I’m not sure if there’s significance in any of it. I look for it, sometimes. Scanning horizons I cannot see, trying to make out figures passing in the darkness. I thought I saw a cat once, but I can’t be sure. I don’t think I even know what a cat is anymore. Always peering sightlessly through the black for a chance at a glimpse at what I used to know. I had a family once, but they’re gone now, lost in that same black haze that enveloped the world when I was put here, on this spot. I often imagine how I would feel if I were to see my wife running, her face lit up with a bright halo above her head, her arms outstretched in a manner with which to embrace me. Then I remember I used to have a wife, and she doesn’t exist now. Then I realise how I am fooling myself. I remember no one loves me. Memories are horrible things, teasing reminders of a better past, or harsh reminders of a shitty present when lost in fantasy. If the function of them is to learn from them, I think it must be rather lost on most people. It’s not fate that causes the repeat of history, it’s stupidity. I know, I have watched it unfold from this very spot.

I often wonder what they’d have done if they’d been there. When I was taken, there was no one to hold me back. There was no one there to fight my battle for me – a trait many people foolishly believe to be admirable. A lack of unity causes battle, unity avoids it. Fighting alone is inevitable defeat, fighting at all is foolish. Together, resistance alone can crush the hubris of conquest. With the help of others, with their resistance, I would not be stood here. Divide et impera taken to its logical extreme by turning us all into competing individuals against one another. So here I stand alone, wishing for others to stand with me.

I’ve never seen a sunrise. Never felt the kiss of the pale moonlight upon me. I yearn for another day to come for me. To end this incessant Void I see before me. Am I sleeping? I don’t know. Sometimes I think I must be. I am only acknowledged by myself, as if lost in that egocentric maelstrom of subconsciousness. Is it that I am alone? Or are others out there awaiting my awakening?
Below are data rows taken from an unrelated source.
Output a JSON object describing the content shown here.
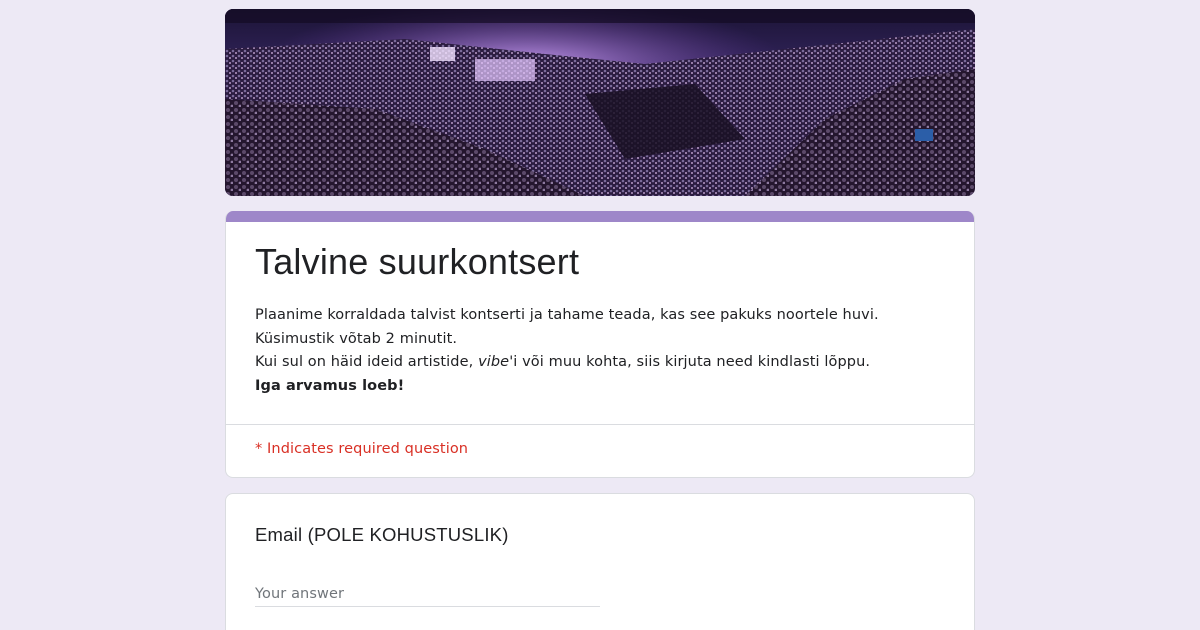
{
  "form": {
    "title": "Talvine suurkontsert",
    "description": {
      "line1": "Plaanime korraldada talvist kontserti ja tahame teada, kas see pakuks noortele huvi.",
      "line2": "Küsimustik võtab 2 minutit.",
      "line3_pre": "Kui sul on häid ideid artistide, ",
      "line3_italic": "vibe",
      "line3_post": "'i või muu kohta, siis kirjuta need kindlasti lõppu.",
      "line4": "Iga arvamus loeb!"
    },
    "required_note": "* Indicates required question",
    "accent_color": "#9e87c9",
    "background_color": "#ede9f5"
  },
  "questions": [
    {
      "title": "Email (POLE KOHUSTUSLIK)",
      "placeholder": "Your answer"
    }
  ]
}
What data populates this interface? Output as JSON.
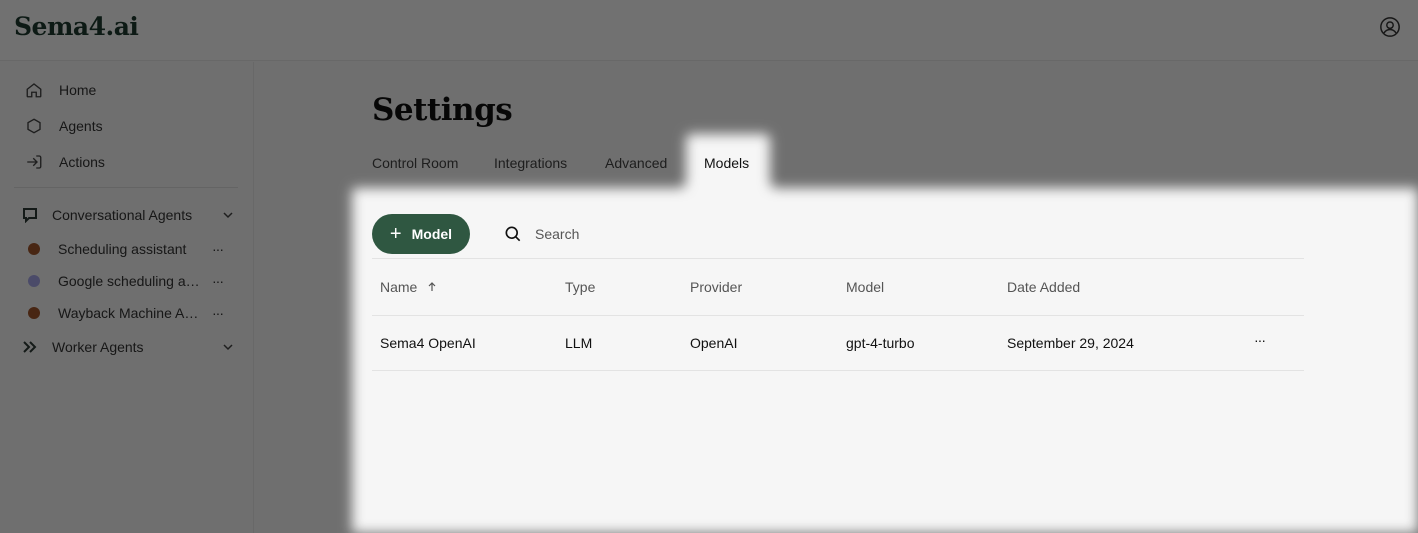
{
  "app": {
    "logo": "Sema4.ai"
  },
  "sidebar": {
    "nav": [
      {
        "label": "Home",
        "icon": "home-icon"
      },
      {
        "label": "Agents",
        "icon": "hexagon-icon"
      },
      {
        "label": "Actions",
        "icon": "arrow-in-icon"
      }
    ],
    "conversational": {
      "label": "Conversational Agents",
      "agents": [
        {
          "label": "Scheduling assistant",
          "color": "#a0552a"
        },
        {
          "label": "Google scheduling assistant",
          "color": "#a7a6e8"
        },
        {
          "label": "Wayback Machine Agent",
          "color": "#a0552a"
        }
      ]
    },
    "worker": {
      "label": "Worker Agents"
    }
  },
  "page": {
    "title": "Settings",
    "tabs": [
      "Control Room",
      "Integrations",
      "Advanced",
      "Models"
    ],
    "active_tab": "Models",
    "add_button": "Model",
    "search_placeholder": "Search"
  },
  "table": {
    "headers": [
      "Name",
      "Type",
      "Provider",
      "Model",
      "Date Added"
    ],
    "rows": [
      {
        "name": "Sema4 OpenAI",
        "type": "LLM",
        "provider": "OpenAI",
        "model": "gpt-4-turbo",
        "date": "September 29, 2024",
        "more": "···"
      }
    ]
  },
  "colors": {
    "accent": "#2f5741",
    "overlay": "rgba(0,0,0,0.55)"
  }
}
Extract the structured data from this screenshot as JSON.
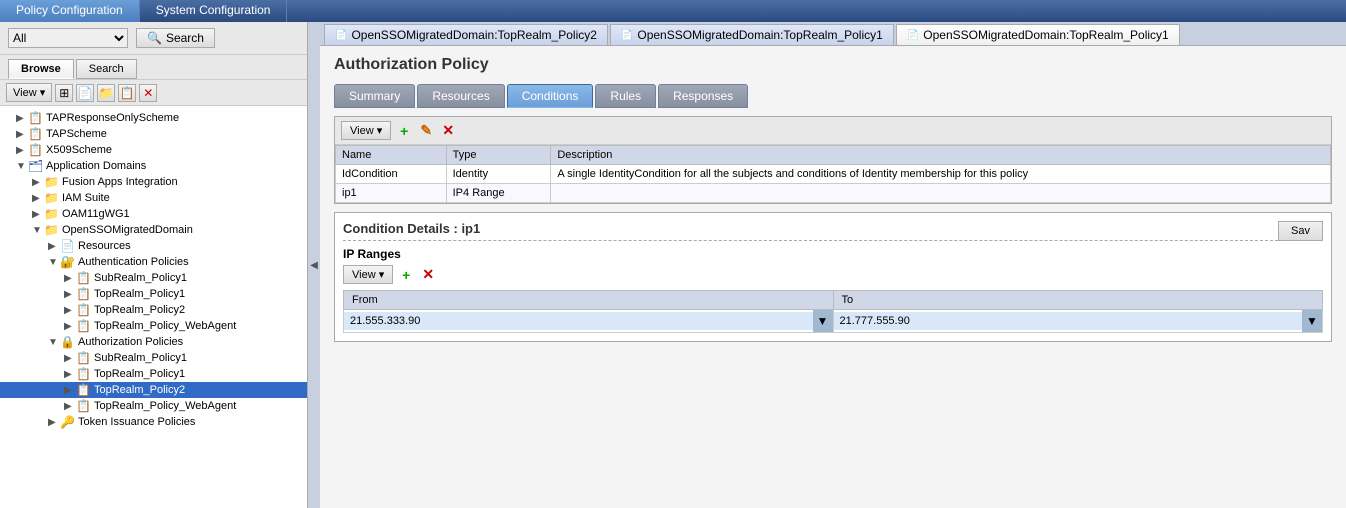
{
  "topNav": {
    "items": [
      {
        "id": "policy-config",
        "label": "Policy Configuration",
        "active": true
      },
      {
        "id": "system-config",
        "label": "System Configuration",
        "active": false
      }
    ]
  },
  "leftPanel": {
    "dropdown": {
      "value": "All",
      "options": [
        "All"
      ]
    },
    "searchBtn": "Search",
    "tabs": [
      {
        "id": "browse",
        "label": "Browse",
        "active": true
      },
      {
        "id": "search",
        "label": "Search",
        "active": false
      }
    ],
    "toolbar": {
      "viewBtn": "View",
      "icons": [
        "⊞",
        "📄",
        "📁",
        "📋",
        "✕"
      ]
    },
    "tree": [
      {
        "level": 0,
        "expanded": true,
        "label": "TAPResponseOnlyScheme",
        "type": "policy"
      },
      {
        "level": 0,
        "expanded": false,
        "label": "TAPScheme",
        "type": "policy"
      },
      {
        "level": 0,
        "expanded": false,
        "label": "X509Scheme",
        "type": "policy"
      },
      {
        "level": 0,
        "expanded": true,
        "label": "Application Domains",
        "type": "domain"
      },
      {
        "level": 1,
        "expanded": true,
        "label": "Fusion Apps Integration",
        "type": "folder"
      },
      {
        "level": 1,
        "expanded": false,
        "label": "IAM Suite",
        "type": "folder"
      },
      {
        "level": 1,
        "expanded": false,
        "label": "OAM11gWG1",
        "type": "folder"
      },
      {
        "level": 1,
        "expanded": true,
        "label": "OpenSSOMigratedDomain",
        "type": "folder"
      },
      {
        "level": 2,
        "expanded": false,
        "label": "Resources",
        "type": "folder"
      },
      {
        "level": 2,
        "expanded": true,
        "label": "Authentication Policies",
        "type": "folder"
      },
      {
        "level": 3,
        "expanded": false,
        "label": "SubRealm_Policy1",
        "type": "policy"
      },
      {
        "level": 3,
        "expanded": false,
        "label": "TopRealm_Policy1",
        "type": "policy"
      },
      {
        "level": 3,
        "expanded": false,
        "label": "TopRealm_Policy2",
        "type": "policy"
      },
      {
        "level": 3,
        "expanded": false,
        "label": "TopRealm_Policy_WebAgent",
        "type": "policy"
      },
      {
        "level": 2,
        "expanded": true,
        "label": "Authorization Policies",
        "type": "folder"
      },
      {
        "level": 3,
        "expanded": false,
        "label": "SubRealm_Policy1",
        "type": "policy"
      },
      {
        "level": 3,
        "expanded": false,
        "label": "TopRealm_Policy1",
        "type": "policy"
      },
      {
        "level": 3,
        "expanded": false,
        "label": "TopRealm_Policy2",
        "type": "policy",
        "selected": true
      },
      {
        "level": 3,
        "expanded": false,
        "label": "TopRealm_Policy_WebAgent",
        "type": "policy"
      },
      {
        "level": 2,
        "expanded": false,
        "label": "Token Issuance Policies",
        "type": "folder"
      }
    ]
  },
  "rightPanel": {
    "docTabs": [
      {
        "id": "tab1",
        "label": "OpenSSOMigratedDomain:TopRealm_Policy2",
        "active": false
      },
      {
        "id": "tab2",
        "label": "OpenSSOMigratedDomain:TopRealm_Policy1",
        "active": false
      },
      {
        "id": "tab3",
        "label": "OpenSSOMigratedDomain:TopRealm_Policy1",
        "active": true
      }
    ],
    "pageTitle": "Authorization Policy",
    "subTabs": [
      {
        "id": "summary",
        "label": "Summary",
        "active": false
      },
      {
        "id": "resources",
        "label": "Resources",
        "active": false
      },
      {
        "id": "conditions",
        "label": "Conditions",
        "active": true
      },
      {
        "id": "rules",
        "label": "Rules",
        "active": false
      },
      {
        "id": "responses",
        "label": "Responses",
        "active": false
      }
    ],
    "conditionsTable": {
      "toolbar": {
        "viewBtn": "View",
        "addIcon": "+",
        "editIcon": "✎",
        "deleteIcon": "✕"
      },
      "columns": [
        "Name",
        "Type",
        "Description"
      ],
      "rows": [
        {
          "name": "IdCondition",
          "type": "Identity",
          "description": "A single IdentityCondition for all the subjects and conditions of Identity membership for this policy"
        },
        {
          "name": "ip1",
          "type": "IP4 Range",
          "description": ""
        }
      ]
    },
    "conditionDetails": {
      "title": "Condition Details : ip1",
      "saveBtn": "Sav",
      "ipRangesLabel": "IP Ranges",
      "toolbar": {
        "viewBtn": "View",
        "addIcon": "+",
        "deleteIcon": "✕"
      },
      "columns": [
        "From",
        "To"
      ],
      "rows": [
        {
          "from": "21.555.333.90",
          "to": "21.777.555.90"
        }
      ]
    }
  }
}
Am I waiting on others, or they me? I don’t know. If that were they case, surely they would wake me? If I am dreaming, and people wished me awake, they would wake me. None wake me. Therefore I am either all alone, stood here stoically; or I am so despised by the world they don’t want me to awaken and blight their days with my consciousness.

I can’t feel my feet now. I can’t feel anything, save for that prevailing wind that erodes my skin, until I inevitably crumble into the dust from whence I came.